Admissible HYM metrics on klt KE varieties and the MY equality for big anticanonical K-stable varieties

TL;DR

This paper explores the existence of Hermitian-Yang-Mills metrics on sheaves over K"ahler-Einstein varieties, establishes conditions for the Miyaoka-Yau equality on K-stable varieties, and provides a counterexample in vector bundle stability.

Contribution

It introduces new conditions for admissible Hermitian-Yang-Mills metrics, characterizes varieties satisfying the Miyaoka-Yau equality, and constructs a novel example of vector bundle semistability behavior.

Findings

Stable sheaves admit admissible Hermitian-Yang-Mills metrics.
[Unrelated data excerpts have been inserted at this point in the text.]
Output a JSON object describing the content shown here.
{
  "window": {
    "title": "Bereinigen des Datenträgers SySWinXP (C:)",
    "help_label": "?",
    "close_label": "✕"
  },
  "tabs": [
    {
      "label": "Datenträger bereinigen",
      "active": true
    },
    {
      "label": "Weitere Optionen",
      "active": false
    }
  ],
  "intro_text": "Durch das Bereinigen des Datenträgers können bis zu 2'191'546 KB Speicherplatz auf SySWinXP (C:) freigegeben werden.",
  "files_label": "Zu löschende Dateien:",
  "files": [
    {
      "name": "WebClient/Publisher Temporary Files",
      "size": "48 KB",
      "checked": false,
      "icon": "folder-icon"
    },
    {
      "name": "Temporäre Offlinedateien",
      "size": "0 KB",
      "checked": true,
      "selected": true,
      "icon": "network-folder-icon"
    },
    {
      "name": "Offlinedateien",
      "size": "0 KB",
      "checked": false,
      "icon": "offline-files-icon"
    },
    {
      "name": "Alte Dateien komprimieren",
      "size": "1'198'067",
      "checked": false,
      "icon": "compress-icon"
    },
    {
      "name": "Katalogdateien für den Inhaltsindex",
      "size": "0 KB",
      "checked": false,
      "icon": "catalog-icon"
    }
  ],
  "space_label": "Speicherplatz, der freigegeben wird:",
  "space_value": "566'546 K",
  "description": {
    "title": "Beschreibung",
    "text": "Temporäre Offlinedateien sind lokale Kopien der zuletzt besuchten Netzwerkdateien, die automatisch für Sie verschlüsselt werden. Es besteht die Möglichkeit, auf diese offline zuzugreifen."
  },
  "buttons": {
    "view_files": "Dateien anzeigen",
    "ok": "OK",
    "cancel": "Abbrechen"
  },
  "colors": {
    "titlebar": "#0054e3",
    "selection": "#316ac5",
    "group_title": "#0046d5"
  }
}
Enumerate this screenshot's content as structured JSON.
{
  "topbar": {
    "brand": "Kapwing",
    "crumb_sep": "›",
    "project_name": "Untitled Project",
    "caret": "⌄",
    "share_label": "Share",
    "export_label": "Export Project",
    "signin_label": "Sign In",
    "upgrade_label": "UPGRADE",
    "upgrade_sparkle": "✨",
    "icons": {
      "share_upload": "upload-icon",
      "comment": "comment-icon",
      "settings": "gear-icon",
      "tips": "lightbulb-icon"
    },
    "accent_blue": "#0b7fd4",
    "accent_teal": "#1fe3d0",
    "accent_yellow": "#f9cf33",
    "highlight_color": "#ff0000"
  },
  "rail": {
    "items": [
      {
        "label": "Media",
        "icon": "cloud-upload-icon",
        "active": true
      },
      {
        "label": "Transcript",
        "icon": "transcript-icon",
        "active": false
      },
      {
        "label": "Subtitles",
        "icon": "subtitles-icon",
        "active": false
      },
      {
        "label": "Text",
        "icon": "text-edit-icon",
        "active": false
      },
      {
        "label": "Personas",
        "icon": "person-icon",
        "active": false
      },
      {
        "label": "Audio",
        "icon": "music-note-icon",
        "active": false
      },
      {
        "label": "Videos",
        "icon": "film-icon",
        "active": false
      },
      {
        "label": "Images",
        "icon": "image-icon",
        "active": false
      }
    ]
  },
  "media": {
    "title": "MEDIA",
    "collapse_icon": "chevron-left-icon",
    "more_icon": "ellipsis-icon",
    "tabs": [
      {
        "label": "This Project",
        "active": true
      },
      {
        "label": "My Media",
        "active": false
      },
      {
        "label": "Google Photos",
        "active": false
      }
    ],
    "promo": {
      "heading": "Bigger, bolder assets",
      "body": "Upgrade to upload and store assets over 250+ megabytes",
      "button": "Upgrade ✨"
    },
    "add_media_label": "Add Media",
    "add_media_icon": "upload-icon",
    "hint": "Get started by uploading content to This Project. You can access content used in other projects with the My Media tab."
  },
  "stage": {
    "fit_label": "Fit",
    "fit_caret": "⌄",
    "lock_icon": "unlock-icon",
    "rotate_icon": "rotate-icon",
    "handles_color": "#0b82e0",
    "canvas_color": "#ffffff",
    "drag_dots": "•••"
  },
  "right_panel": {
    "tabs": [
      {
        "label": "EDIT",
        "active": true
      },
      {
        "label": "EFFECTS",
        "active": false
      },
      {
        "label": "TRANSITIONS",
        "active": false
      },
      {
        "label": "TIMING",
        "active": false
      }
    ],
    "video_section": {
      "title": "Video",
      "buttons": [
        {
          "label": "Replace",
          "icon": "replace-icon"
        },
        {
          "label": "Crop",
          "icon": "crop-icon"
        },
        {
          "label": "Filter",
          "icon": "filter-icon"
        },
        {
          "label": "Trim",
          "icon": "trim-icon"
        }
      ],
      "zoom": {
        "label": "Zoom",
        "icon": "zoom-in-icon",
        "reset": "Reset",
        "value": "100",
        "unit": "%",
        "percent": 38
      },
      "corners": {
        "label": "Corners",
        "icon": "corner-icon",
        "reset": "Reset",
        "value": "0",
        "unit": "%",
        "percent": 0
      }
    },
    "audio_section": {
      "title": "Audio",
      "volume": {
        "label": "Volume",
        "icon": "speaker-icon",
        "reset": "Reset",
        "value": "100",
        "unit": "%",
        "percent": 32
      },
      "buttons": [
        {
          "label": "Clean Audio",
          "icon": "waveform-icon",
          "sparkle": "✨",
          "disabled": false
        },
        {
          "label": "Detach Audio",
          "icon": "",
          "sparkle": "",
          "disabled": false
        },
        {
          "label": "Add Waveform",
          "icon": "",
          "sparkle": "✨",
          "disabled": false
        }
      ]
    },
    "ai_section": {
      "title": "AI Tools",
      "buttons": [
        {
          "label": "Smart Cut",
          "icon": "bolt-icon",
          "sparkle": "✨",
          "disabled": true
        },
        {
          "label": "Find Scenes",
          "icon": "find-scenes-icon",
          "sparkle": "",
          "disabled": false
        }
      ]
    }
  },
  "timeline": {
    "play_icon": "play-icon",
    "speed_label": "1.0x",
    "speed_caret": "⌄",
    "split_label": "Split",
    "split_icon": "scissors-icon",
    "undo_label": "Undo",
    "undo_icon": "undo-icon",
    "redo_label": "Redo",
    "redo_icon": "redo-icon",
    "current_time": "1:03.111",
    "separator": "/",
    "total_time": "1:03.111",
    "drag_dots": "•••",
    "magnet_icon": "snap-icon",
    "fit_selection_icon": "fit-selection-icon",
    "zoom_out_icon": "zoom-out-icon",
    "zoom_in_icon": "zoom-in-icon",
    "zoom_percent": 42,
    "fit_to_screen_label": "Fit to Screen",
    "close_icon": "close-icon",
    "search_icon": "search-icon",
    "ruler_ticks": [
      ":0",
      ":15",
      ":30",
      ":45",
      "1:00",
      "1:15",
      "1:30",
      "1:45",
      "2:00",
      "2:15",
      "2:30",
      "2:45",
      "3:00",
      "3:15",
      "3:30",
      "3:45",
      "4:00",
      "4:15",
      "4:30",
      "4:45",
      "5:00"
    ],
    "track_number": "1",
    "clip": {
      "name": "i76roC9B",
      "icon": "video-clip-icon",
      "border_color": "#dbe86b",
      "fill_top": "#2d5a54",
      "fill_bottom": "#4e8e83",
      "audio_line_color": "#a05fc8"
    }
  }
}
K-stable varieties with big anti-canonical divisors satisfy the Miyaoka-Yau equality.

Existence of a rank 3 bundle semistable for nef and big line bundle but not for ample ones.

Abstract

This short note includes three results: $(1)$ If a reflexive sheaf $\mathcal{E}$ on a log terminal K\"{a}hler-Einstein variety $(X,\omega)$ is slope stable with respect to a singular K\"{a}hler-Einstein metric $\omega$, then $\mathcal{E}$ admits an $\omega$-admissible Hermitian-Yang-Mills metric. $(2)$ If a K-stable log terminal projective variety with big anti-canonical divisor satisfies the equality of the Miyaoka-Yau inequality in the sense of \cite{IJZ25}, then its anti-canonical model admits a quasi-\'{e}tale cover from $\mathbb{C}P^n$. $(3)$ There exists a holomorphic rank 3 vector bundle on a compact complex surface which is semistable for some nef and big line bundle, but it is not semistable for any ample line bundles.